Apparently, we are worried more about those departing for Pittsburgh, Houston, Indianapolis or Salt Lake City than about those arriving from Morocco, Jordan, Kuwait or Pakistan. In the convoluted circuitry of Homeland Security logic, passengers coming from abroad are not adequately screened but are allowed onto U.S.-bound flights regardless. The only restriction is, they cannot proceed onward without a follow-up shakedown, presumably to make sure those foreign screeners didn't miss any deadly stashes of shaving cream.

"Laptops out of your bags!" screams a TSA minion as 150 tired fliers are funneled into a tiny, kitty-cornered screening station. The room is cramped, loud, chaotic and filthy. No throw rugs here, just a few busted chairs set next to an overflowing trash barrel. Squeezed into this undersized corridor amid a mass of anxious travelers, half of whom are on the verge of missing their onward flights, I must now do the following as quickly as possible:

1) Remove my backpack
2) Remove my jacket
3) Remove my shoes
4) Remove my laptop from the backpack, and from its case
5) Remove my approved, 1-quart-size zip-lock bag containing its legal allotment of 3-ounce containers of liquids and gels from the backpack

Item 4 must be placed in separate tray, alone. Item 5 goes in a round plastic dish, also by itself. Items 1, 2 and 3 are piled together in a third tray. But not so fast, as a guard warns me not bury my shoes beneath the other items. He recommends I place them separately on the belt, or in yet another tray. So there I am, one person, with four separate trays of belongings. And after those belongings are X-rayed, it's time to:

1) Put my coat back on
2) Put my shoes back on
3) Repack the computer
4) Repack the approved, 1-quart-size zip-lock bag
5) Strap on my backpack

All of this with no chair or table, elbow to elbow with a dozen other people all doing the same thing. I'm trying to grab my stuff as more and more bins come clattering down the rollers. I can't find my shoes, and I have no idea where my passport is. The scene is so chaotic it's making my head spin. Then it gets worse:

"Whose bag is this?" yelps a woman in a red TSA vest.

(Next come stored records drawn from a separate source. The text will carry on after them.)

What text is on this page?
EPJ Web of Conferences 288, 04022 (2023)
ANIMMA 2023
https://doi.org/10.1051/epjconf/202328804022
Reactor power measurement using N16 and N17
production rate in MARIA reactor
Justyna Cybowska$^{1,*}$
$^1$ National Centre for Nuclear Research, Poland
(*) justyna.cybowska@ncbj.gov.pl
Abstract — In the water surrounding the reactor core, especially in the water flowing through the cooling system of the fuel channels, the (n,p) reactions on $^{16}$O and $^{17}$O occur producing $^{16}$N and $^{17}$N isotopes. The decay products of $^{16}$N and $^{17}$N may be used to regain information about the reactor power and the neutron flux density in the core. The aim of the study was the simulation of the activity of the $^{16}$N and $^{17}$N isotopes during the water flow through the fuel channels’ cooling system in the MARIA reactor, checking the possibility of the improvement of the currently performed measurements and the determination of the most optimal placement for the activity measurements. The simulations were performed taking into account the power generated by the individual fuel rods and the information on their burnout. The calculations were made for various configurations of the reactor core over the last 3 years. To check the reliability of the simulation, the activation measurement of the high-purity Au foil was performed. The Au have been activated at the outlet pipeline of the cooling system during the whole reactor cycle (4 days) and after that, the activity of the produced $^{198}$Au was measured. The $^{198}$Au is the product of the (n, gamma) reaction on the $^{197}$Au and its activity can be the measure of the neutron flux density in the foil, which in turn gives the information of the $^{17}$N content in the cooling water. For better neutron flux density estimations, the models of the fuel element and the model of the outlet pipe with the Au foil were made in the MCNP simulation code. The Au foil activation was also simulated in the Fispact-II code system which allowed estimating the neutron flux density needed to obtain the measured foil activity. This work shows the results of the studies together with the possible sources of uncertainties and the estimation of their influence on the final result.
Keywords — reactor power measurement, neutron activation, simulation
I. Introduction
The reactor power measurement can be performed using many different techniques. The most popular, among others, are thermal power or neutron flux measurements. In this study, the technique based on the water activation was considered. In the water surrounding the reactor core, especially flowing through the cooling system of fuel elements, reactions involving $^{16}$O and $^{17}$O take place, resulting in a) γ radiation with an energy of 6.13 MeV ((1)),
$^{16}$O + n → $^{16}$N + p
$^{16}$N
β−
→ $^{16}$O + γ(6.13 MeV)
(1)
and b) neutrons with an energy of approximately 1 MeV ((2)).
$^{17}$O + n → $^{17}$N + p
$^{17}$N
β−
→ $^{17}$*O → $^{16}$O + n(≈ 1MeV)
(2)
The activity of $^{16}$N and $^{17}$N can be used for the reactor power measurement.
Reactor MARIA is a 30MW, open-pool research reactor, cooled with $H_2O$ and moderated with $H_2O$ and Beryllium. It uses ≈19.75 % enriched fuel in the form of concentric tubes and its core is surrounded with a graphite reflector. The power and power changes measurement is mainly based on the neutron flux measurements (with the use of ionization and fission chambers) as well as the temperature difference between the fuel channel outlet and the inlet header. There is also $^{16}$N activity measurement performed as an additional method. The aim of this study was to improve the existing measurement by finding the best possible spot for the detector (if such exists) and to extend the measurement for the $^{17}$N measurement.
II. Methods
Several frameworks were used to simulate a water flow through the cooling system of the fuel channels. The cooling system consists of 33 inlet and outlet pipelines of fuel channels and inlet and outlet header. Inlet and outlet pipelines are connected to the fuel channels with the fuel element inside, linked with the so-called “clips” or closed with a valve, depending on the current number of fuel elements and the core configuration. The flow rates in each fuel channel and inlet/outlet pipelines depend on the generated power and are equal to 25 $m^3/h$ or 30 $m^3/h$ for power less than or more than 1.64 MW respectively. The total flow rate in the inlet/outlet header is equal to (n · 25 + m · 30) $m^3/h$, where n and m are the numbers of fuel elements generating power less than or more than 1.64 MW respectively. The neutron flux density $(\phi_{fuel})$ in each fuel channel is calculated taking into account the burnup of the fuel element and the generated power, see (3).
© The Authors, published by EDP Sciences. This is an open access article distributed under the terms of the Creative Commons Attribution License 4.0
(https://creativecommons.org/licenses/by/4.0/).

Naturally it's mine, and naturally she has to scan it again, because "there's something in there." That something turns out to be a 2.5-ounce bottle of hand sanitizer. In a rush, I'd packed it separately from my other lethal fluids and forgotten about it.

Five minutes later, after the bag finally completes its second trip down the belt, the woman unzips it, digs down inside and emerges with the sanitizer. She holds it up for inspection, making a tsk-tsk noise. "You can't have this."

"Why not? It's fewer than 3 ounces."

"It's not in a zip-lock bag."

"That's because my zip-lock bag is over here, with these other things inside."

"Well, it has to be in a zip-lock bag."

"But it's right there in your hand! You can see what it is."

"I told you, it has to be in a zip-lock bag."

"You realize I just stepped off a 10-hour flight, and that bottle was with me the whole time?"

No reply, just a stare.

There's a pause now while I attempt to make sure that I'm not dreaming. There are those times in life when you simply can't believe you're having the conversation you appear to be having, and this is one of them.

"So," I say to the woman. "You mean to tell me that if I take that bottle, and put it into this bag with the other tubes and bottles, everything is OK. But if it stays by itself, you have to confiscate it?"

"I told you, it has to be in a zip-lock bag."

And into the zip-lock bag it went, and off I staggered to catch my connecting flight, which by now had departed.

There you have it: Tiny containers of hand sanitizer in zip-lock bags are harmless and approved. Those not in zip-lock bags are dangerous contraband. Meanwhile, the TSA still cannot justify its methods of confiscation: If certain liquids and gels are taken from a passenger, the assumption has to be that those materials are potentially hazardous. If so, why are they tossed unceremoniously into the trash? At every checkpoint you'll see a bin or barrel brimming with illegal containers. They are not quarantined or handed over to the bomb squad; they are thrown away. In effect, the agency readily admits that it knows these things are harmless. But it's going to steal them anyway, and either you like it or you don't fly.